Assignments for Friday

  • Familiarize youself with a few basic unix commands (cd, ls, ps, more, cat, ...)

Assignments for Wednesday

Assignments for Monday

  • Read through intron sections on Wikipedia:
    • http://en.wikipedia.org/wiki/Intron
    • http://en.wikipedia.org/wiki/RNA_splicing
    • http://en.wikipedia.org/wiki/Group_I_catalytic_intron
    • en.wikipedia.org/wiki/Group_II_intron
Bring at least one question for the review session (Midterm is next week Wednesday)

line

 

Discuss perl scripts and gene plots powerpoint slides here

 

Discuss gene and genome rearrangements.

sequence space

 

line

Items for Discussion

Given that two homologous sequences start off with 100% similarity and then diverge over time, what percent similarity will they share when saturation with substitutions has been reached, (assume equal frequency for the different letters)
a. For nucleotide sequences?
There are four different nucleotides. If the sequence is saturated with substitutions, than the initial nucleotide has an equal probability (if the nucleotides occur with the same frequency) to be one of the 4 possibilities, one of them is a match, resulting in 25% identity.

b. For protein sequences?
Same but there are 20 letters, resulting in a 5% match probability

How would the result for a nucleotide sequence change, if the frequencies for the two nucleotides are not equal. Use composition with 40%G 40%C and 10%A, 10%T as an example.
The chance of a match for a T is equal to the probability to have T at the start, and to have a T at the end, which after saturation with substitutions is both equal to the frequency of T, i.e. chance to have T at the beginning and at the end is 0.1 time 0.1. Similar for the other nucleotides. The total probability to have a match thus is 0.1^2 + 0.1^2 + 0.4^2 + 0.4^2 = 2*.1^2 +2*.4^2=.02 + .32 = .34 = 34% , i.e. more similar than in case of equal nucleotide frequency
General formular: %identity for random sequences with biased composition: (frequency of A)^2 + (frequency of T)^2 + (frequency of G)^2 + (frequency of C)^2 . For a genome the total number of G is equal to the total number of C, thus one also could write: expected %identity = 2*((%GC/200)^2) + 2*(((100-%GC)/200)^2)

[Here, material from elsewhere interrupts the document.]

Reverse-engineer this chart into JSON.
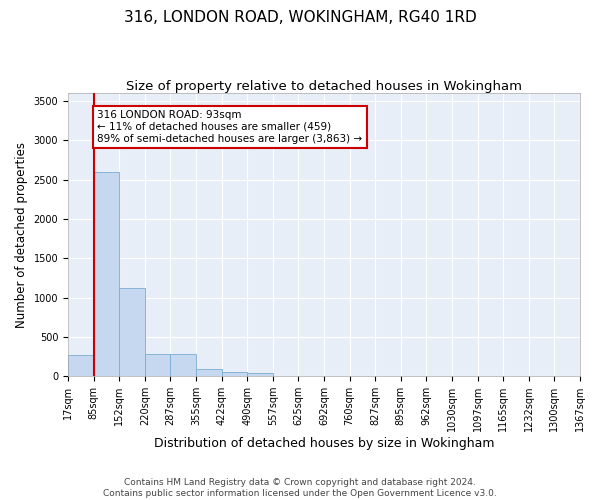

When did the Bacteria diverge from the Archaea and Eukaryotes, i.e. how old is LUCA (approximately)? Current estimates vary between 4.2 and about 3 billion years BP (compare here and here)

What is the late heavy bombardment? See http://en.wikipedia.org/wiki/Late_Heavy_Bombardment.
Did this sterilize Earth?
Did it happen, or was this just the tail of the early heavy bombardment?

The finding that the ribosomal RNA alone cannot perform translation is an argument against the RNA world hypothesis
FALSE
It turns out that the ribosome at its catalytic core is made from RNA. Ribosomal proteins are not at the center of the peptide bond formation, which suggests that the ribosomal peptide synthesis started out as a ribosome based machinery.